Oh thank you for the feedback.  Maybe I'll book Polo Towers then.  Have you stayed here Jim?


----------



## Passepartout (Mar 3, 2015)

post-it said:


> Oh thank you for the feedback.  Maybe I'll book Polo Towers then.  Have you stayed here Jim?



Nope. Sorry. I like it's location tho.


----------



## Kal (Mar 3, 2015)

post-it said:


> Has anyone stayed at this location? I'm wanting to book point saver and noticed this resort only has 35% reduction, where Desert Paradise and Polo Towers go as low as 50% reduction.
> 
> I'm wondering if the location and amenities would be worth only 35% off.
> 
> Thank you



Cancun has lots of space and a nifty set of pools and water slide.  For Vegas, you need a car so the short hop to the edge of the strip isn't all that far.  Parking is limited at the resort, but somehow there's always a spot late at night.

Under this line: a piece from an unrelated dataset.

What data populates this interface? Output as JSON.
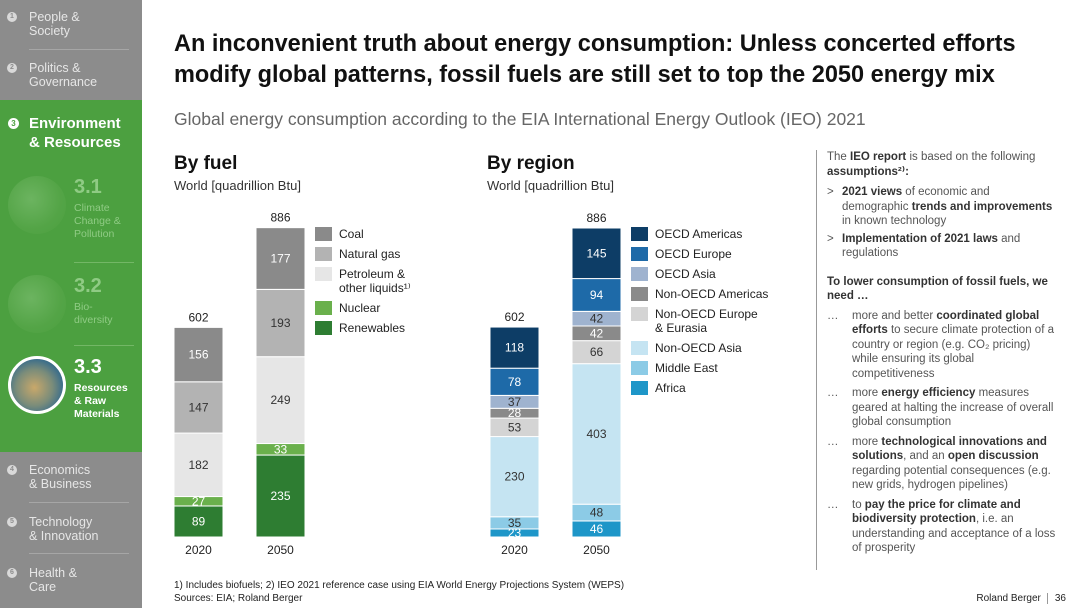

 Compared to all the traffic and crush of activity in the heart of the strip, it offers a low stress environment.  I like it.


----------



## dwojo (Mar 3, 2015)

We stayed there last October. If you bring children it is great. If no kids stay at Polo Towers if you can. The resort is out away from the strip. The pool area is fantastic.


----------